How does diabetes affect the feet? What to look for:
Nerves: One of the ways in which diabetes may affect the lower extremity is by affecting the nerves of the legs and feet, either by causing pain and tingling, or loss of sensation to pain, heat or cold. This is referred to as neuropathy. When visiting your podiatrist or physician for an exam, he or she can do a simple test in the office using a monofilament wire to evaluate if there is loss of sensation. Many diabetics simply lose feeling in their feet and toes. This may cause an increased risk of injury and infection, which makes even small cuts and blisters potentially dangerous. Therefore a simple measure, like checking your shoes for small pebbles or foreign objects before wearing them, can be a lifesaver.

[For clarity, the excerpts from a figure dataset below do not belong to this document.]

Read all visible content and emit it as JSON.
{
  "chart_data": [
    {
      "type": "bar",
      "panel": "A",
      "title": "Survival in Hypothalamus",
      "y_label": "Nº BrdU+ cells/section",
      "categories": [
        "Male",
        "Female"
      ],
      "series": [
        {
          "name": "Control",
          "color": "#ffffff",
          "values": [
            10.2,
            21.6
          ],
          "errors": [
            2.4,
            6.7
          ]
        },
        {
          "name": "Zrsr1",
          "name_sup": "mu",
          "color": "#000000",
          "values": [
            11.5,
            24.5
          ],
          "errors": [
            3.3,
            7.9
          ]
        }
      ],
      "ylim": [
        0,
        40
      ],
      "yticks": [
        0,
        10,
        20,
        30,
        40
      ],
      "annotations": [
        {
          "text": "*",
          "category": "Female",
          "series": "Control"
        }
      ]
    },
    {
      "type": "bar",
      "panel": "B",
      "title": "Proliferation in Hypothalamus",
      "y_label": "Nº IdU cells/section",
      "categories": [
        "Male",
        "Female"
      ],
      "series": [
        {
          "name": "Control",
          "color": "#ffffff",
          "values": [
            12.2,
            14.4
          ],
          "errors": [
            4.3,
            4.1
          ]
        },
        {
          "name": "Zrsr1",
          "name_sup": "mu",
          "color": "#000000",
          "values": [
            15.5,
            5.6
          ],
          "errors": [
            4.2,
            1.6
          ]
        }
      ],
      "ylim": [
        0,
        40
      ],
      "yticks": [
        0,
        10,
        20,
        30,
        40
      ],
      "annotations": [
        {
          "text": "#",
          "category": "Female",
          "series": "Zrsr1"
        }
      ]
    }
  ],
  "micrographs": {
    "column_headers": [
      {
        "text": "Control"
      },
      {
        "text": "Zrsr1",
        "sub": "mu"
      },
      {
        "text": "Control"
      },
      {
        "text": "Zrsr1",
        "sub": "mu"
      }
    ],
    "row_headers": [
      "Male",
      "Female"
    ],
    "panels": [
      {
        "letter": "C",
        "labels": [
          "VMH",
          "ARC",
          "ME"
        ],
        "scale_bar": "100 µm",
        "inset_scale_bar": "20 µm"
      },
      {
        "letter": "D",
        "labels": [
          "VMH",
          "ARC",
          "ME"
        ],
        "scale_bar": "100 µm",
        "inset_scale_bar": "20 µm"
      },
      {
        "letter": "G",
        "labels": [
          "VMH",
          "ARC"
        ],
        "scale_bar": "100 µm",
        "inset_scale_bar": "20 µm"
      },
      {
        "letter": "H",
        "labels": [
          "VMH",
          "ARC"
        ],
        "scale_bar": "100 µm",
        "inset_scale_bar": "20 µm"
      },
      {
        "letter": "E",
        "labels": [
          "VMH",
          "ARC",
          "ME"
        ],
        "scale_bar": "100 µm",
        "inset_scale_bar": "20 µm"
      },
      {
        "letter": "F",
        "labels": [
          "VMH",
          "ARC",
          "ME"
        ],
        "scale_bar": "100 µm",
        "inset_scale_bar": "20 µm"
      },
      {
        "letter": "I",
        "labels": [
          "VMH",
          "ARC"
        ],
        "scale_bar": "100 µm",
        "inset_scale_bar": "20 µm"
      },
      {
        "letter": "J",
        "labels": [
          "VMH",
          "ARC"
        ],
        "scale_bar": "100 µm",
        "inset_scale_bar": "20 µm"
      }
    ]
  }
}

Other nerve changes from neuropathy can cause permanent changes to the bone structure or muscles of the feet. Improper fitting shoes may lead to further destruction. Your podiatrist can recommend special therapeutic shoes in such instances.
Circulation: Healthy circulation is of extreme importance in patients with diabetes. However, it is frequently reduced as a result of this disease. Smoking, high blood pressure and cholesterol can further decrease circulation to the feet and lower limb. Your doctor can perform an exam on your feet and legs to help determine whether or not you have healthy circulation. Look for signs that include loss of hair growth, non-healing wounds and coolness in the feet and legs. Without adequate circulation, tissues usually cannot heal, and in severe cases this may lead to tissue death or limb loss.
Skin changes: These include dryness and calluses, which are commonly seen in diabetics. Nerves that control moisture and oil of the skin may no longer function properly and callus build up may result from friction. Calluses should only be treated by your physician to avoid ulcers or open sores from developing. Also, you should avoid chemical agents that may burn skin and lead to infection. After bathing, feet should be dried and then layered with a thin film of moisturizer, avoiding between the toes.
The feet can be a tell-all in the condition of diabetes. Therefore, it is important to know what to look for. If you have or suspect you have diabetes, follow up with your podiatric and medical physician.